Randy, die zelf niet onder invloed is, maar op zijn eigen gepensioneerde manier wel wat guitigs heeft, leidt ons rond over ‘the estate’. Hij waarschuwt ons eerst maar eens uitvoerig voor brandgevaar. Al die alcoholdampen zorgen voor veel brandgevaar. Over het gevaar van diezelfde walmen dronken te worden zegt hij wijselijk niets. Goedlachs laat Randyons het hele proces zien. Trots vertelt hij hoe de Bourbon Whisky zich onderscheidt van andere Whisky’s: hij wordt twee jaar gerijpt op een beroet vat en wordt voor tenminste 51% uit mais gemaakt.
We mogen overal kijken. In de zaal waar het maismengsel gist hangt een heerlijk zoete geur. Het ruikt naar een mengsel van banaan en boterzoete mais. Dan krijgen we de prachtige ketels te zien; helemaal uit koper, weet Randy ons trots te vertellen. De ketels komen uit Schotland en zien er onberispelijk uit. Nog terwijl Randy ons uitlegt wat alle buizen doen, lopen de eerste druppels Whisky uit de derde destillatieketel. Nog geen Bourbon, maakt Randy ons nog maar eens duidelijk: voordat het die eretitel uit Kentucky mag dragen moet het nog twee jaar op eiken vaten, van binnen zwartverkoold, rijpen.
Het slotstuk en misschien ook wel hoogtepunt is de proefsessie. Niemand van het gezelschap behalve ondergetekende wil proeven en een beetje tipsy constateer ik twee glaasjes verder dat de Bourbon van Woodford zeker niet slecht is. Zacht van smaak, lichtgerookt en vol met verbogen vanille– en karameltonen.
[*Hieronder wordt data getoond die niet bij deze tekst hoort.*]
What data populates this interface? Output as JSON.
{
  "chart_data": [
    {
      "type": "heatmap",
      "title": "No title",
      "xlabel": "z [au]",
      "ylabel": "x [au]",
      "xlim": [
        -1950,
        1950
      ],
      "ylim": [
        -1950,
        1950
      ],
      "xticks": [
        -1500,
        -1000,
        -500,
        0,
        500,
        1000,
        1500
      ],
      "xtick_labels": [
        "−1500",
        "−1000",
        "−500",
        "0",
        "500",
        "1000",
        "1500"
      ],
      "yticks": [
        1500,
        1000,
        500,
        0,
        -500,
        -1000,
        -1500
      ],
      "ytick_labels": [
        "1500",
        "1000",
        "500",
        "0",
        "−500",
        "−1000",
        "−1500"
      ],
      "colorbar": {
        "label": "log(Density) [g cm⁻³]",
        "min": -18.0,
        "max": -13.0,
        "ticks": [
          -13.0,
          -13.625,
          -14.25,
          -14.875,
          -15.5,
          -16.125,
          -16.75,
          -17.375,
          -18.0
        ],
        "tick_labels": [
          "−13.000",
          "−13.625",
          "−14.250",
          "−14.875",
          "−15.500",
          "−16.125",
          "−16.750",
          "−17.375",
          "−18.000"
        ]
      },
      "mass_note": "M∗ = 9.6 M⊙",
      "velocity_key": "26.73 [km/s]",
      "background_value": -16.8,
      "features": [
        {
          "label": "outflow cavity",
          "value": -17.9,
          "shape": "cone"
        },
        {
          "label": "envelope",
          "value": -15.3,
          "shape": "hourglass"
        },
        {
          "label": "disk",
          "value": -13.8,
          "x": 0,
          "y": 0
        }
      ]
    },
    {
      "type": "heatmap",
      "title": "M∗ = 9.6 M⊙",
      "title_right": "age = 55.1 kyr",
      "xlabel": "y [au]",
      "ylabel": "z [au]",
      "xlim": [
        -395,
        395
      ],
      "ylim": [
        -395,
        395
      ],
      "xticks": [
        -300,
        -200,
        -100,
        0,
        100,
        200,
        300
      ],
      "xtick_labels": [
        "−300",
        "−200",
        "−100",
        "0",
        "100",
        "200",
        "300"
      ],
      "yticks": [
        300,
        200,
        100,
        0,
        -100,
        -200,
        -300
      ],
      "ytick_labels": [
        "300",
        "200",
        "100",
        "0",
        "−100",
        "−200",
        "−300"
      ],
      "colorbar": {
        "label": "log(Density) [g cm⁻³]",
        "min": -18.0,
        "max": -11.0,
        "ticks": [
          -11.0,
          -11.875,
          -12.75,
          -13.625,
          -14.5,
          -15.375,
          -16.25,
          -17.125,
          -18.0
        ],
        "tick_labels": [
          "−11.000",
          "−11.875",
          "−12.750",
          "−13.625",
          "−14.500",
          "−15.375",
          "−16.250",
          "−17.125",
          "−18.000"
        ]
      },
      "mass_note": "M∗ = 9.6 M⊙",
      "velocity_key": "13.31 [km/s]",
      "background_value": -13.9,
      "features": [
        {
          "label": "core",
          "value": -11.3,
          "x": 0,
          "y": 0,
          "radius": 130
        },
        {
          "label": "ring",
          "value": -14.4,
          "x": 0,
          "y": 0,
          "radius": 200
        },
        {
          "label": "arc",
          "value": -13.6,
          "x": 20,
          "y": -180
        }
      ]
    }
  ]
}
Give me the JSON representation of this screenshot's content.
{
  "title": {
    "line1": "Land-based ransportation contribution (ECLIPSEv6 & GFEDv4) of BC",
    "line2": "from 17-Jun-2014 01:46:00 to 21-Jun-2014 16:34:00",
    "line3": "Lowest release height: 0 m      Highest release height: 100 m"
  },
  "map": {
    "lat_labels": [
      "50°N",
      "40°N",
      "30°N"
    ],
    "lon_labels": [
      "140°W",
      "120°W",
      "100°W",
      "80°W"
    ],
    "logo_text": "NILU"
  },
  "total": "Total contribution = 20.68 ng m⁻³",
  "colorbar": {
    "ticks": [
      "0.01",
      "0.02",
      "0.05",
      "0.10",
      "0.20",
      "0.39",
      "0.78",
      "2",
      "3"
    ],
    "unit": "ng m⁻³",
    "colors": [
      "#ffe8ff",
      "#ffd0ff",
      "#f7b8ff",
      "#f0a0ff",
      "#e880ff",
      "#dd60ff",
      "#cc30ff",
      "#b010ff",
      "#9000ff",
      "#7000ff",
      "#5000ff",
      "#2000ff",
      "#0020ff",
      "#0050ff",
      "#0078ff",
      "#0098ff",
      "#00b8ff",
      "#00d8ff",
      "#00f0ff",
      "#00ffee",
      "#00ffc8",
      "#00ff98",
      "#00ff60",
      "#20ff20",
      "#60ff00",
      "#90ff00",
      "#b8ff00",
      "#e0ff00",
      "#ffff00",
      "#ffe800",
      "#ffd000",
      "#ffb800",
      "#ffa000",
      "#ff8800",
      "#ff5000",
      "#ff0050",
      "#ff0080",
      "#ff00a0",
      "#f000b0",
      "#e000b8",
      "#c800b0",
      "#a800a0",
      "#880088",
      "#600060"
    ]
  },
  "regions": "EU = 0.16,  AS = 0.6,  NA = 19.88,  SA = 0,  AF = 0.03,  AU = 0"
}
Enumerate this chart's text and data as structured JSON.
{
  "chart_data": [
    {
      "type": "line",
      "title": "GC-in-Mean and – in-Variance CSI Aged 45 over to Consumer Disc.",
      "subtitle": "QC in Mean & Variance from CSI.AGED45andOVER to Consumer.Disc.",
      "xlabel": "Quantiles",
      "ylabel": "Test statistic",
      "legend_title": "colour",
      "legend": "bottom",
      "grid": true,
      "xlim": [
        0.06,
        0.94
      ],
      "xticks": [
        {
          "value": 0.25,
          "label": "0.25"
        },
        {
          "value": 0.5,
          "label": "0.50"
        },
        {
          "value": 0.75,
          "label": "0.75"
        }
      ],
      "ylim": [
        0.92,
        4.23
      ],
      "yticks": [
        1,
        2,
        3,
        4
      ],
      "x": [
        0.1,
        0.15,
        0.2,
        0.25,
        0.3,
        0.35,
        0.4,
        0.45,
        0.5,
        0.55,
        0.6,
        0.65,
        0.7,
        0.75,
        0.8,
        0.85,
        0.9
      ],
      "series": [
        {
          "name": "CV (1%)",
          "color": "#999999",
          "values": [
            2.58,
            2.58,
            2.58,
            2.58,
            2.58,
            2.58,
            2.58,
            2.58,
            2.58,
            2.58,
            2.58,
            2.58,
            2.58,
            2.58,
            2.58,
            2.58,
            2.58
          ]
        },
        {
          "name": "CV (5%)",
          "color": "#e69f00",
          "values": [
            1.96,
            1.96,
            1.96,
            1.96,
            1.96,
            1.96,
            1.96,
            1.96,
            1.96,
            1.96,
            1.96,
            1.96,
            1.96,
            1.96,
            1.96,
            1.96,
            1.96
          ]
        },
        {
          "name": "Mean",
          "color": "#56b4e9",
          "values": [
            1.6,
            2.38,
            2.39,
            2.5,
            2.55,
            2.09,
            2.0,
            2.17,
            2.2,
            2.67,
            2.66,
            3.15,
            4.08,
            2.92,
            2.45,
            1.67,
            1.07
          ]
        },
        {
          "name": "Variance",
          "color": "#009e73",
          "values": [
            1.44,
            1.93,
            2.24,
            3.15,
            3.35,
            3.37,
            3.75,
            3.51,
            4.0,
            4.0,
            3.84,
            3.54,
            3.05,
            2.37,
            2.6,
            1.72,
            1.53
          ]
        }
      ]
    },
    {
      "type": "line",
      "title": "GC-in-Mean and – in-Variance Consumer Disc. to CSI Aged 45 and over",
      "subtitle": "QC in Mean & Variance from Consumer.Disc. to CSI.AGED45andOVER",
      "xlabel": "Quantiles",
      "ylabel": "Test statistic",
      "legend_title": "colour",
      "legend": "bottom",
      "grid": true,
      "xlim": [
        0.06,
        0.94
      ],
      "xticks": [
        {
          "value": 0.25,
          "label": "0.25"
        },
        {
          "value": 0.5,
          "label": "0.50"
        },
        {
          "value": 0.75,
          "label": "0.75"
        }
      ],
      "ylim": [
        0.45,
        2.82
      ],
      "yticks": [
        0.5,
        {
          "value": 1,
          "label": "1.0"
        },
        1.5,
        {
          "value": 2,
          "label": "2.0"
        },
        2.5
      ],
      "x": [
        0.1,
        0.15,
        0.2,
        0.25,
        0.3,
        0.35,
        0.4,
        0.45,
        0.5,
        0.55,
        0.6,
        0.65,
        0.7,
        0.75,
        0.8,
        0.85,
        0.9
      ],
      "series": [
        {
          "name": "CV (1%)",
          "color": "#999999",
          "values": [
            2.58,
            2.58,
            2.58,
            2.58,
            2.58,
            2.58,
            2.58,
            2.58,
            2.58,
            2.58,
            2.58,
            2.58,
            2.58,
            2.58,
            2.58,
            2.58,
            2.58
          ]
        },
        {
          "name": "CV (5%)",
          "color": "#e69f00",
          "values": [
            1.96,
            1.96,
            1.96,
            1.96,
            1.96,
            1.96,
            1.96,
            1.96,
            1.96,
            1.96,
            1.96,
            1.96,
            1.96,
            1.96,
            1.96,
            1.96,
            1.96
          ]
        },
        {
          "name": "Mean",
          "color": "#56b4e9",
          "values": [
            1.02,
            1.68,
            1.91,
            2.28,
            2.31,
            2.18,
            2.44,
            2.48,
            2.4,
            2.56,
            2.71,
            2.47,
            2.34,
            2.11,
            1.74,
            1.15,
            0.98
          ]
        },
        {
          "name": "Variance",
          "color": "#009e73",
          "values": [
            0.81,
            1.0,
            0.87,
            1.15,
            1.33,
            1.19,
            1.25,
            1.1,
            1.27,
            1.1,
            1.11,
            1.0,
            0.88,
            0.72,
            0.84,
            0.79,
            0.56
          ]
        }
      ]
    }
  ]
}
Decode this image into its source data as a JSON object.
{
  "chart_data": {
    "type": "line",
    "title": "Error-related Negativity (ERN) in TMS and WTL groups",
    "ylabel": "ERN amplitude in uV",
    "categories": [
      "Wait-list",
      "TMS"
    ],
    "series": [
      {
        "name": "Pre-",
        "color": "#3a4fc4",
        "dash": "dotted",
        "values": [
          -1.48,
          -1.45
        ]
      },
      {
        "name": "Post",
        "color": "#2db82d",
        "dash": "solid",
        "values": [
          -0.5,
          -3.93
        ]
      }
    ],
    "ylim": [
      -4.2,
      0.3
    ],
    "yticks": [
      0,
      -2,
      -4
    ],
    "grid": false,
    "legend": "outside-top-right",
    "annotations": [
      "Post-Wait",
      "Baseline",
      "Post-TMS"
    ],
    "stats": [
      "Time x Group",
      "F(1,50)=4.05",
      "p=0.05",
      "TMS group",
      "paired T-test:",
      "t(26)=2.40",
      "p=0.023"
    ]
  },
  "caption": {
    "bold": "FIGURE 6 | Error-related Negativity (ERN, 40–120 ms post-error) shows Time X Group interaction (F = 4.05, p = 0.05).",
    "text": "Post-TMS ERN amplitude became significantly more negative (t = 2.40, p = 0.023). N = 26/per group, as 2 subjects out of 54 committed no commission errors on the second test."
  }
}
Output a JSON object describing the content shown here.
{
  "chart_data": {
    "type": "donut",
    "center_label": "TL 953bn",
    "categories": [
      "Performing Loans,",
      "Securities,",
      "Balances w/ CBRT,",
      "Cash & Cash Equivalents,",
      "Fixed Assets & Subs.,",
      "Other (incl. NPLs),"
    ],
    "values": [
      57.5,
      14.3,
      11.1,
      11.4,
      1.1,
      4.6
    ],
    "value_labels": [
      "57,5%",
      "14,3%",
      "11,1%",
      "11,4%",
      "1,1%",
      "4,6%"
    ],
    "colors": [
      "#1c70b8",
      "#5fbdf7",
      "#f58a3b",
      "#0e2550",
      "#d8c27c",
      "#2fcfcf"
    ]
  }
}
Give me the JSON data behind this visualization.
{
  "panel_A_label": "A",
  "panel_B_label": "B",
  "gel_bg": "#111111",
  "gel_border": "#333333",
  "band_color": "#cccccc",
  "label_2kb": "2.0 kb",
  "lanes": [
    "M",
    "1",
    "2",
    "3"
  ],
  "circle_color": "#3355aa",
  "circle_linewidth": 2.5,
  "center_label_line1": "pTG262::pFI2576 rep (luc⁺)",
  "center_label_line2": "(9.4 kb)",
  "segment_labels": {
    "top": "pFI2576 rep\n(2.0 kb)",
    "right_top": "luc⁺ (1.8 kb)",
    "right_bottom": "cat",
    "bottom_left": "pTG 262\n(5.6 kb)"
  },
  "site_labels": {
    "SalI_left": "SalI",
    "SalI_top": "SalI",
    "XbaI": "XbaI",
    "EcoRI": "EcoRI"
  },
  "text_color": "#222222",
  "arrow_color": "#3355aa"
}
Voor de zekerheid krijg ik bij het monsterglaasje ook een kaartje met die omschrijving. Yum!
Voor de avond staat er een honkbalwedstrijd op het program. De Lexington Legends spelen thuis. Om ons op te laden eten we eerst wat bij Cracker Barrel, een keurig gemanicuurd ‘authentiek Amerikaans’ eethuis. ‘Meatloaf with mashed potatoes, brown gravy, bread-fried okra and biscuits’ voor mij. Tot Judica’s grote verbazing verkopen ze in het winkeltje van Cracker Barrel ook stroopwafels… authentiek Amerikaans.
We gaan, terwijl Annetta naar de kapper gaat, nog even binnen bij de plaatselijke Wallmart. Het winkelpand is groter dan een gemiddelde IKEA en huisvest onder zijn dak alles wat het Amerikaanse leven draaglijk maakt. Van grote gallonflessen cola tot gezinsverpakkingen Orio’s en van kleding in alle maten van L tot XXXL tot een breed assortiment geweren. We kopen er wat kleinigheden en treffen Manuel en Addison duttend in de auto.
De wedstrijd is een belevenis. Jongens met suikerspinnen en ‘snowcones’ lopen hun waar aan te prijzen terwijl het merendeel van de bezoekers op de door Ford gesponsorde hotdogs kauwt. De Legends maken hun naam niet waar: de pitcher gooit veel wijd en laat daardoor de tegenstanders vaak lopen. Ons boegeroep helpt weinig. 2 innings voor het einde verlaten we het stadium: het wordt met 59 graden Fahrenheit wat te koud voor ons. Tussen de vele trucks op het parkeerterrein vinden we onze ‘eigen’ Ford, nog even rood en glansrijk als 3 uur tevoren.
Rond half elf komen we terug bij Penny en Turner, de gastouders bij wie we logeren. Ze zijn al naar bed, maar hun warme wat verstrooide huis verwelkomt ons even hartelijk. Sidney en Anthracite liggen op de bank te slapen; van Fedra ontbreekt elk spoor. Het lijkt erop dat moeder haar twee hondenkinderen even zat is. We gaan naar bed, ons verheugend op een dag met twee fantastische en bijzondere mensen. Penny en Turner zijn de hartelijkst denkbare mensen.